Egyptian Premier League
- Season: 1958–59
- Dates: 3 October 1958 – 17 April 1959
- Champions: Al Ahly (9th title)
- Relegated: Teram
- Matches played: 90
- Goals scored: 282 (3.13 per match)
- Top goalscorer: El-Sayed El-Dhizui (15goals)
- Biggest home win: Al Ahly 7–0 Teram (25 January 1959)
- Biggest away win: Tersana 0–5 Al Ahly (3 October 1958)
- Highest scoring: Al Ahly 6–3 Tersana (11 January 1959)

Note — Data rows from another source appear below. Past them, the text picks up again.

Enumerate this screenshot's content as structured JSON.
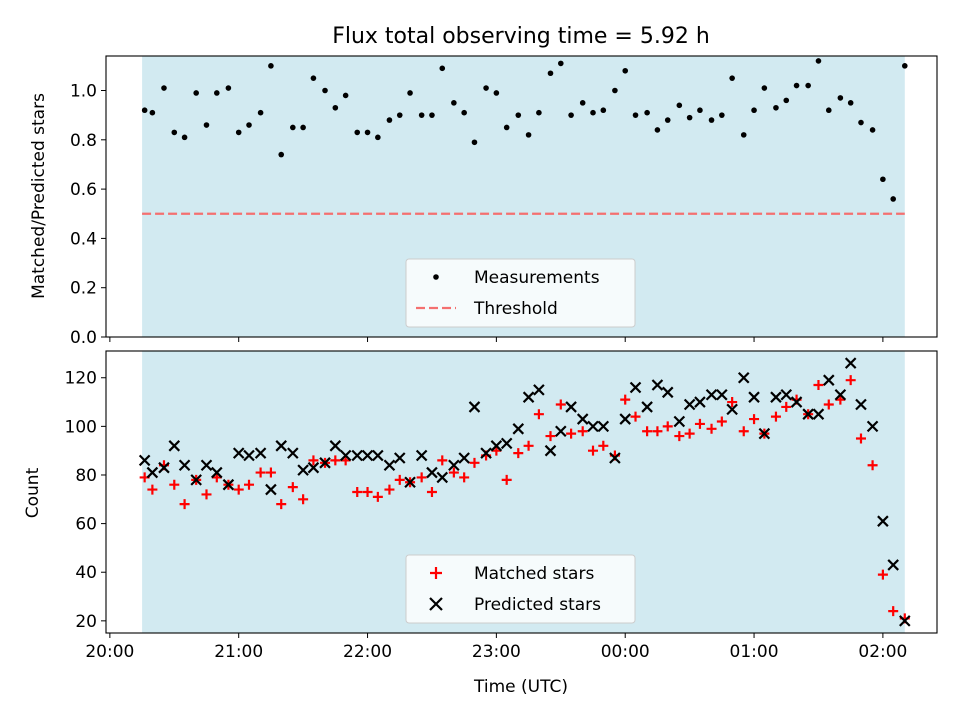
{
  "title": "Flux total observing time = 5.92 h",
  "colors": {
    "shade": "#add8e6",
    "threshold": "#f47070",
    "matched": "#ff0000",
    "predicted": "#000000",
    "measurements": "#000000"
  },
  "chart_data": [
    {
      "type": "scatter",
      "ylabel": "Matched/Predicted stars",
      "ylim": [
        0,
        1.14
      ],
      "yticks": [
        "0.0",
        "0.2",
        "0.4",
        "0.6",
        "0.8",
        "1.0"
      ],
      "xlim_hours": [
        19.97,
        26.42
      ],
      "legend": {
        "placement": "lower center",
        "entries": [
          "Measurements",
          "Threshold"
        ]
      },
      "shaded_span_hours": [
        20.25,
        26.17
      ],
      "threshold": 0.5,
      "series": [
        {
          "name": "Measurements",
          "x_hours": [
            20.27,
            20.33,
            20.42,
            20.5,
            20.58,
            20.67,
            20.75,
            20.83,
            20.92,
            21.0,
            21.08,
            21.17,
            21.25,
            21.33,
            21.42,
            21.5,
            21.58,
            21.67,
            21.75,
            21.83,
            21.92,
            22.0,
            22.08,
            22.17,
            22.25,
            22.33,
            22.42,
            22.5,
            22.58,
            22.67,
            22.75,
            22.83,
            22.92,
            23.0,
            23.08,
            23.17,
            23.25,
            23.33,
            23.42,
            23.5,
            23.58,
            23.67,
            23.75,
            23.83,
            23.92,
            24.0,
            24.08,
            24.17,
            24.25,
            24.33,
            24.42,
            24.5,
            24.58,
            24.67,
            24.75,
            24.83,
            24.92,
            25.0,
            25.08,
            25.17,
            25.25,
            25.33,
            25.42,
            25.5,
            25.58,
            25.67,
            25.75,
            25.83,
            25.92,
            26.0,
            26.08,
            26.17
          ],
          "values": [
            0.92,
            0.91,
            1.01,
            0.83,
            0.81,
            0.99,
            0.86,
            0.99,
            1.01,
            0.83,
            0.86,
            0.91,
            1.1,
            0.74,
            0.85,
            0.85,
            1.05,
            1.0,
            0.93,
            0.98,
            0.83,
            0.83,
            0.81,
            0.88,
            0.9,
            0.99,
            0.9,
            0.9,
            1.09,
            0.95,
            0.91,
            0.79,
            1.01,
            0.99,
            0.85,
            0.9,
            0.82,
            0.91,
            1.07,
            1.11,
            0.9,
            0.95,
            0.91,
            0.92,
            1.0,
            1.08,
            0.9,
            0.91,
            0.84,
            0.88,
            0.94,
            0.89,
            0.92,
            0.88,
            0.9,
            1.05,
            0.82,
            0.92,
            1.01,
            0.93,
            0.96,
            1.02,
            1.02,
            1.12,
            0.92,
            0.97,
            0.95,
            0.87,
            0.84,
            0.64,
            0.56,
            1.1
          ]
        }
      ]
    },
    {
      "type": "scatter",
      "xlabel": "Time (UTC)",
      "ylabel": "Count",
      "ylim": [
        15,
        131
      ],
      "yticks": [
        "20",
        "40",
        "60",
        "80",
        "100",
        "120"
      ],
      "xlim_hours": [
        19.97,
        26.42
      ],
      "xticks": [
        "20:00",
        "21:00",
        "22:00",
        "23:00",
        "00:00",
        "01:00",
        "02:00"
      ],
      "legend": {
        "placement": "lower center",
        "entries": [
          "Matched stars",
          "Predicted stars"
        ]
      },
      "shaded_span_hours": [
        20.25,
        26.17
      ],
      "series": [
        {
          "name": "Matched stars",
          "x_hours": [
            20.27,
            20.33,
            20.42,
            20.5,
            20.58,
            20.67,
            20.75,
            20.83,
            20.92,
            21.0,
            21.08,
            21.17,
            21.25,
            21.33,
            21.42,
            21.5,
            21.58,
            21.67,
            21.75,
            21.83,
            21.92,
            22.0,
            22.08,
            22.17,
            22.25,
            22.33,
            22.42,
            22.5,
            22.58,
            22.67,
            22.75,
            22.83,
            22.92,
            23.0,
            23.08,
            23.17,
            23.25,
            23.33,
            23.42,
            23.5,
            23.58,
            23.67,
            23.75,
            23.83,
            23.92,
            24.0,
            24.08,
            24.17,
            24.25,
            24.33,
            24.42,
            24.5,
            24.58,
            24.67,
            24.75,
            24.83,
            24.92,
            25.0,
            25.08,
            25.17,
            25.25,
            25.33,
            25.42,
            25.5,
            25.58,
            25.67,
            25.75,
            25.83,
            25.92,
            26.0,
            26.08,
            26.17
          ],
          "values": [
            79,
            74,
            84,
            76,
            68,
            78,
            72,
            79,
            76,
            74,
            76,
            81,
            81,
            68,
            75,
            70,
            86,
            85,
            86,
            86,
            73,
            73,
            71,
            74,
            78,
            77,
            79,
            73,
            86,
            81,
            79,
            85,
            88,
            90,
            78,
            89,
            92,
            105,
            96,
            109,
            97,
            98,
            90,
            92,
            88,
            111,
            104,
            98,
            98,
            100,
            96,
            97,
            101,
            99,
            102,
            110,
            98,
            103,
            97,
            104,
            108,
            111,
            105,
            117,
            109,
            111,
            119,
            95,
            84,
            39,
            24,
            21
          ]
        },
        {
          "name": "Predicted stars",
          "x_hours": [
            20.27,
            20.33,
            20.42,
            20.5,
            20.58,
            20.67,
            20.75,
            20.83,
            20.92,
            21.0,
            21.08,
            21.17,
            21.25,
            21.33,
            21.42,
            21.5,
            21.58,
            21.67,
            21.75,
            21.83,
            21.92,
            22.0,
            22.08,
            22.17,
            22.25,
            22.33,
            22.42,
            22.5,
            22.58,
            22.67,
            22.75,
            22.83,
            22.92,
            23.0,
            23.08,
            23.17,
            23.25,
            23.33,
            23.42,
            23.5,
            23.58,
            23.67,
            23.75,
            23.83,
            23.92,
            24.0,
            24.08,
            24.17,
            24.25,
            24.33,
            24.42,
            24.5,
            24.58,
            24.67,
            24.75,
            24.83,
            24.92,
            25.0,
            25.08,
            25.17,
            25.25,
            25.33,
            25.42,
            25.5,
            25.58,
            25.67,
            25.75,
            25.83,
            25.92,
            26.0,
            26.08,
            26.17
          ],
          "values": [
            86,
            81,
            83,
            92,
            84,
            78,
            84,
            81,
            76,
            89,
            88,
            89,
            74,
            92,
            89,
            82,
            83,
            85,
            92,
            88,
            88,
            88,
            88,
            84,
            87,
            77,
            88,
            81,
            79,
            84,
            87,
            108,
            89,
            92,
            93,
            99,
            112,
            115,
            90,
            98,
            108,
            103,
            100,
            100,
            87,
            103,
            116,
            108,
            117,
            114,
            102,
            109,
            110,
            113,
            113,
            107,
            120,
            112,
            97,
            112,
            113,
            110,
            105,
            105,
            119,
            113,
            126,
            109,
            100,
            61,
            43,
            20
          ]
        }
      ]
    }
  ]
}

= 1958–59 Egyptian Premier League =

The 1958–59 Egyptian Premier League, was the ninth season of the Egyptian Premier League, the top Egyptian professional league for association football clubs, since its establishment in 1948. The season started on 3 October 1958 and concluded on 17 April 1959.
Defending champions Al Ahly won their 9th consecutive and 9th overall Egyptian Premier League title in the club history.
== League table ==

| Pos | Club | Pld | W | D | L | F | A | Pts |
|---|---|---|---|---|---|---|---|---|
| 1 | Al Ahly (C) | 18 | 14 | 3 | 1 | 55 | 13 | 31 |
| 2 | Zamalek | 18 | 9 | 5 | 4 | 33 | 22 | 23 |
| 3 | Tersana | 18 | 7 | 7 | 4 | 32 | 24 | 21 |
| 4 | Olympic | 18 | 8 | 5 | 5 | 31 | 29 | 21 |
| 5 | Suez | 18 | 7 | 5 | 6 | 21 | 20 | 19 |
| 6 | El Qanah | 18 | 5 | 7 | 6 | 22 | 26 | 17 |
| 7 | El Sekka El Hadid | 18 | 5 | 4 | 9 | 30 | 38 | 14 |
| 8 | Tanta | 18 | 4 | 5 | 9 | 20 | 34 | 13 |
| 9 | Ghazl El Mahalla | 18 | 3 | 6 | 9 | 20 | 35 | 12 |
| 10 | Teram (R) | 18 | 3 | 3 | 12 | 18 | 41 | 9 |

 (C)= Champions, (R)= Relegated, Pld = Matches played; W = Matches won; D = Matches drawn; L = Matches lost; F = Goals for; A = Goals against; ± = Goal difference; Pts = Points.